Richter, Thomas
Warum man im Auto nicht Wagner hören sollte
Musik und Gehirn
Auf gerade mal 190 Seiten gelingt es Thomas Richter, die Themen «Musik und Gehirn», «Musik und Menschheitsgeschichte» und sogar «Die Zukunft des Gehirns» unterzubringen. Respekt, sagt man da, zumal es sich ja nicht nur um große Problemfelder handelt, sondern auch um weithin Unerforschtes, ja sogar um Prophezeiungen. Richter misst sich nicht an, all das klären zu können, was er anspricht. «Vieles bleibt offen», heißt es am Ende des Buches. Gleich zu Beginn räumt der frühere Pianist und heutige Berater pharmazeutischer Unternehmen zu Recht ein: «Die Hirnforschung wird klar unterscheiden müssen, was sie sagen kann und was außerhalb ihres Zuständigkeitsbereiches liegt, so wie die Musikwissenschaft [
] zu Bachs Fuge einiges zu sagen hat, zur Erklärung ihrer einzigartigen Schönheit aber schweigen muss.»

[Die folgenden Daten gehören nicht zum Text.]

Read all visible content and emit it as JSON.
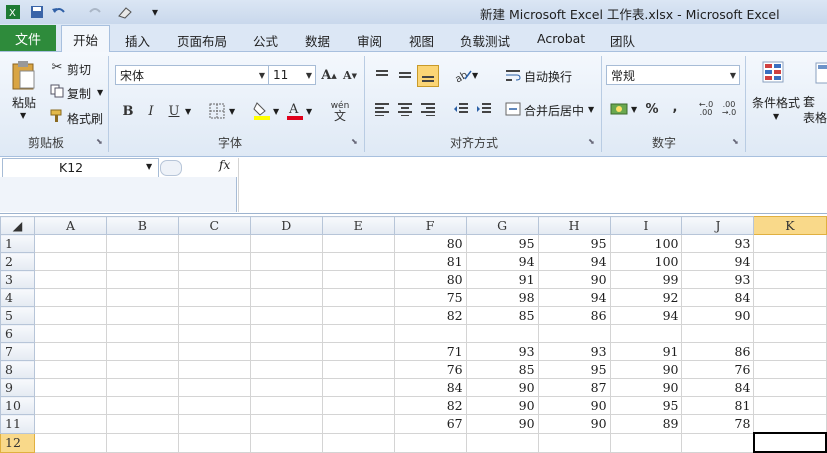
{
  "window": {
    "title": "新建 Microsoft Excel 工作表.xlsx - Microsoft Excel"
  },
  "ribbon": {
    "file_tab": "文件",
    "tabs": [
      "开始",
      "插入",
      "页面布局",
      "公式",
      "数据",
      "审阅",
      "视图",
      "负载测试",
      "Acrobat",
      "团队"
    ],
    "clipboard": {
      "paste": "粘贴",
      "cut": "剪切",
      "copy": "复制",
      "format_painter": "格式刷",
      "label": "剪贴板"
    },
    "font": {
      "name": "宋体",
      "size": "11",
      "label": "字体",
      "bold": "B",
      "italic": "I",
      "underline": "U"
    },
    "alignment": {
      "wrap": "自动换行",
      "merge": "合并后居中",
      "label": "对齐方式"
    },
    "number": {
      "format": "常规",
      "label": "数字",
      "percent": "%",
      "comma": ","
    },
    "styles": {
      "conditional": "条件格式",
      "table": "套\n表格"
    }
  },
  "formula_bar": {
    "name_box": "K12",
    "fx": "fx",
    "content": ""
  },
  "sheet": {
    "columns": [
      "A",
      "B",
      "C",
      "D",
      "E",
      "F",
      "G",
      "H",
      "I",
      "J",
      "K"
    ],
    "selected_column": "K",
    "selected_row": "12",
    "rows": [
      {
        "n": "1",
        "F": "80",
        "G": "95",
        "H": "95",
        "I": "100",
        "J": "93"
      },
      {
        "n": "2",
        "F": "81",
        "G": "94",
        "H": "94",
        "I": "100",
        "J": "94"
      },
      {
        "n": "3",
        "F": "80",
        "G": "91",
        "H": "90",
        "I": "99",
        "J": "93"
      },
      {
        "n": "4",
        "F": "75",
        "G": "98",
        "H": "94",
        "I": "92",
        "J": "84"
      },
      {
        "n": "5",
        "F": "82",
        "G": "85",
        "H": "86",
        "I": "94",
        "J": "90"
      },
      {
        "n": "6",
        "F": "",
        "G": "",
        "H": "",
        "I": "",
        "J": ""
      },
      {
        "n": "7",
        "F": "71",
        "G": "93",
        "H": "93",
        "I": "91",
        "J": "86"
      },
      {
        "n": "8",
        "F": "76",
        "G": "85",
        "H": "95",
        "I": "90",
        "J": "76"
      },
      {
        "n": "9",
        "F": "84",
        "G": "90",
        "H": "87",
        "I": "90",
        "J": "84"
      },
      {
        "n": "10",
        "F": "82",
        "G": "90",
        "H": "90",
        "I": "95",
        "J": "81"
      },
      {
        "n": "11",
        "F": "67",
        "G": "90",
        "H": "90",
        "I": "89",
        "J": "78"
      },
      {
        "n": "12",
        "F": "",
        "G": "",
        "H": "",
        "I": "",
        "J": ""
      }
    ]
  },
  "colors": {
    "file_tab": "#2e8b3b",
    "selected_header": "#f9d98a"
  }
}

Die Relativierung mehr oder weniger wissenschaftlicher Methoden führt Richter zu einem feuilletonistischen Knäuel diverser Argumentationsstränge. Evolutionistische Theorien fristen ein erquickliches Dasein, hinzu gesellen sich strenge schulmedizinische Erörterungen über Funktionsweisen unseres Hirns, subjektive Kommentare zu eigenen Musikvorlieben oder auch Spekulationen über die Frequenz-Variationen unseres Kammertons a. Kurzweilig ist das durchaus, und bei der Darstellung ungeheurer Gehirnleistungen beim Hören und Musizieren überzeugen des Autors Kompetenzen. Mit fortschreitender Lektüre aber drängt sich der Eindruck einer gewissen rheinischen Geschwätzigkeit auf. «Aus der Lamäng» kommt auf Dauer zu viel. Und ein ums andere Mal führen Richter seine Subjektivismen aufs Glatteis. Vollends rutscht er aus, wenn er immer wieder auf die «Zwölftonmusik» oder «Neutöner» zu sprechen kommt. Hatte ein Friedrich Blume einst das «Naturereignis» Musik dazu missbraucht, der Elektronischen Musik ihr Daseinsrecht zu nehmen, so verfährt Richter nicht prinzipiell anders. Bei ihm ist es eben das (naturgegebene) Hirn, das offenbar nicht bereit ist, den Schritt mitzumachen von der Tonalität zur Atonalität, von der schönen Melodie zur vermeintlich zusammenhanglosen Tonansammlung Schönbergscher Prägung: «Das Gehirn wehrt sich gegen die atonalen, dissonanten Stücke der Zwölftonmusik, da mag sie noch so sehr die Musiktheorie wie auch die kompositorische Praxis im 20. Jahrhundert beeinflusst haben.»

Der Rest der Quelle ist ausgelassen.